| HN Mirror

Y	Hacker News new \| ask \| show \| jobs


	by nomel 23 days ago
	You didn't touch on the most important aspect for cost: die area! How much die space ($) will that circuitry, that's probably statistically near zero chance for you main customers workload (who has model weight of 0 or 1!?), add. And, if you can stomach the cost, what else could you put there instead?

3 comments

Thorondor 23 days ago

Weights should not be 0 (at least not frequently) but in a ReLU-based neural network, activations are 0 pretty often. You're absolutely right about die area though.

link

nomel 23 days ago

> near zero chance for you main customers workload

What percent of this hardware is running inference for ReLU models? ;)

link

imtringued 22 days ago

Nvidia has added structural sparsity to their GPUs and every time they pull out a flops or tops number, they assume you will use structural sparsity.
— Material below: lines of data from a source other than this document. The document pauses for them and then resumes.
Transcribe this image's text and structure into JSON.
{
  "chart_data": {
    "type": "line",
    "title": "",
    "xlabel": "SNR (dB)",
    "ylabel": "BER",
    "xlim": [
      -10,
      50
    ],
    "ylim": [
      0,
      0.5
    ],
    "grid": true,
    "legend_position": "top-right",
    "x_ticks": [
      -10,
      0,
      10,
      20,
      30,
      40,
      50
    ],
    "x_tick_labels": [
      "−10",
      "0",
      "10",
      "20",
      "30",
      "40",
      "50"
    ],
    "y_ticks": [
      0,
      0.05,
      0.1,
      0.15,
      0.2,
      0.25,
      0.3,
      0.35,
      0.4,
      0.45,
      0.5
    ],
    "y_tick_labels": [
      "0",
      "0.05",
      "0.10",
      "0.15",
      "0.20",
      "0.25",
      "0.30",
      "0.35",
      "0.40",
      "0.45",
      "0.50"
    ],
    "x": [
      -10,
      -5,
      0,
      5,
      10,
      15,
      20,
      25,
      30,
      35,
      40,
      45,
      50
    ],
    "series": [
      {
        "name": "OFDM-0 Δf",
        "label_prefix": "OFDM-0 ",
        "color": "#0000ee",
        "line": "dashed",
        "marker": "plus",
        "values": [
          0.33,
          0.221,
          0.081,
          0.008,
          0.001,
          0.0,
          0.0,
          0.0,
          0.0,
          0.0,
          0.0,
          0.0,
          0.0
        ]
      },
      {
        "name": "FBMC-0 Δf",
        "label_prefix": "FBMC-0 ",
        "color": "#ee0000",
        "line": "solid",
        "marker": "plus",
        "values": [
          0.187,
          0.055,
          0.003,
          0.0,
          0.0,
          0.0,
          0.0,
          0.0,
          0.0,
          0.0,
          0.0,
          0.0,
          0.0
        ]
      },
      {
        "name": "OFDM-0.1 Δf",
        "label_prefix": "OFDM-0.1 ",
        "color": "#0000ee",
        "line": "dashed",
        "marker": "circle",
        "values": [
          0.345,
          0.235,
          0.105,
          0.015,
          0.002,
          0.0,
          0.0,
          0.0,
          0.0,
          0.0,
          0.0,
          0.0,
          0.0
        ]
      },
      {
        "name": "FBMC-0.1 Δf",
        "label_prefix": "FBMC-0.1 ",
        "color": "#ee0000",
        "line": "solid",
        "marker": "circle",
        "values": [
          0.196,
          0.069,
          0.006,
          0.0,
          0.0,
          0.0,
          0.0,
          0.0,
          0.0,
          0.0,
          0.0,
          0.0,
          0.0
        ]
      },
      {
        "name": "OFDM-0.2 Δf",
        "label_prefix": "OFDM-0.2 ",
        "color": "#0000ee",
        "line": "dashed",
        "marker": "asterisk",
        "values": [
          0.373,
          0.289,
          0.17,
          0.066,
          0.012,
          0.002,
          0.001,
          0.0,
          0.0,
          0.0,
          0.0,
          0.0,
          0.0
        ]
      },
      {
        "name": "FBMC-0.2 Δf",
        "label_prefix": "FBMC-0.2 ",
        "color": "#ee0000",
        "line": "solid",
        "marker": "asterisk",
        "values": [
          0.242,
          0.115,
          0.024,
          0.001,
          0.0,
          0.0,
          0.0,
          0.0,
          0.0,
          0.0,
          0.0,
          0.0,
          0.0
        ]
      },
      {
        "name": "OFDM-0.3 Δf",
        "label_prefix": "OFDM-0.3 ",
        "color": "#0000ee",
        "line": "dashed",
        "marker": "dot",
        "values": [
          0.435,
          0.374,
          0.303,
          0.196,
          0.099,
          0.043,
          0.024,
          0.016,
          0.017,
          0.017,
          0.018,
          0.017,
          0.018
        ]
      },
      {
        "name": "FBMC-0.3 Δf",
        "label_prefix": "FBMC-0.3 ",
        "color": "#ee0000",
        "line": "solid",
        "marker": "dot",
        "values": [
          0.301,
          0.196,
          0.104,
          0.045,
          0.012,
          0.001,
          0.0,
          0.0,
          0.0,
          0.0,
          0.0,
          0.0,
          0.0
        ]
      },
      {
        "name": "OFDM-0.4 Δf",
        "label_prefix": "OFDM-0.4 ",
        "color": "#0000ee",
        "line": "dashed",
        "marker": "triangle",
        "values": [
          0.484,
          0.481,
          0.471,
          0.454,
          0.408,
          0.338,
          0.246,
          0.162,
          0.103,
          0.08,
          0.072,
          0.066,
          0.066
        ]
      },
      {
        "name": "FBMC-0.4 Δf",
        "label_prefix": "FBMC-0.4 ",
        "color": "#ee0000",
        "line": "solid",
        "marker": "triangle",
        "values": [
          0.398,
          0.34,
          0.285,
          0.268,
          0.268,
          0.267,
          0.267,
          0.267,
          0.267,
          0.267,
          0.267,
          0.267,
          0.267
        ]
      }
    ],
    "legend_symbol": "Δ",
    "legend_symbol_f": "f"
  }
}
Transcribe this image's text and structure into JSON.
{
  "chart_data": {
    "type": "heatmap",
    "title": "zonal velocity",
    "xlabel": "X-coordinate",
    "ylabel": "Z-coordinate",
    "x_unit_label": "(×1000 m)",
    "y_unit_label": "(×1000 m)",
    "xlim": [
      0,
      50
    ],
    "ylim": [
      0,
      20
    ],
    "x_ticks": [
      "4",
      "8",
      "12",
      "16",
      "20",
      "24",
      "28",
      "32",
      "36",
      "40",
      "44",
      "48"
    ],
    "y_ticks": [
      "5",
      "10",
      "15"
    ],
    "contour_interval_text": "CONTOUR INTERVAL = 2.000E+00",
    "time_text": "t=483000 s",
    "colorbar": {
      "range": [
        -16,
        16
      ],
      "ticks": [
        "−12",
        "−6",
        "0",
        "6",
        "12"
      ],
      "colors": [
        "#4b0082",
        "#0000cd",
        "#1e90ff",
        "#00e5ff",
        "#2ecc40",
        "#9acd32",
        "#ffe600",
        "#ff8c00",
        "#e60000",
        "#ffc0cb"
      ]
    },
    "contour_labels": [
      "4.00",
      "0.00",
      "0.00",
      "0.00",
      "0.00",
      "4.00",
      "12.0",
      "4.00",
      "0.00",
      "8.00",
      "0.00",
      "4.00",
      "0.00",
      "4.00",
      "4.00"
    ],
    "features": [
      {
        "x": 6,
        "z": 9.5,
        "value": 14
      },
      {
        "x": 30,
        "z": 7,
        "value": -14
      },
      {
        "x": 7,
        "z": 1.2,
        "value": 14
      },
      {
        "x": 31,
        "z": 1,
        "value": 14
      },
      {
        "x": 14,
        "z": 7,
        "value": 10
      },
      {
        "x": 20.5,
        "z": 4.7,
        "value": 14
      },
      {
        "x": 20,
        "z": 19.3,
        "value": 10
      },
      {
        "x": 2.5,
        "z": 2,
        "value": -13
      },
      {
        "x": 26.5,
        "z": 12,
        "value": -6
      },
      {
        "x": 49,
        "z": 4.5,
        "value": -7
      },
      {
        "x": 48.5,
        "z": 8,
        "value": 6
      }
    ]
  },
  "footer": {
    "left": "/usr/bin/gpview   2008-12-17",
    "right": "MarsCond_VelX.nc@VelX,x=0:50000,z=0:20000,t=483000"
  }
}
The die area argument here makes no sense. Supporting structural sparsity can be done either by duplicating the multipliers with and without the support or you have a single general purpose multiplier that does both, in which case you can have twice as many of them.

Also, in ReLU^2 networks, 90%+ parameters are zero.

link

nomel 21 days ago

> The die area argument here makes no sense.

Any logic you add to the GPU is physical silicon and metal that take up physical space.

> duplicating the multipliers with and without the support or you have a single general purpose multiplier that does both

That would be extra physical logic, which would be extra physical space on the die. "can be done" isn't my point, it's that "doing requires surface area".

link

rowanG077 22 days ago

I expect the degraded critical path will most likely be worse than a bit of die area. On modern processes you have A LOT of transistors to play with.

link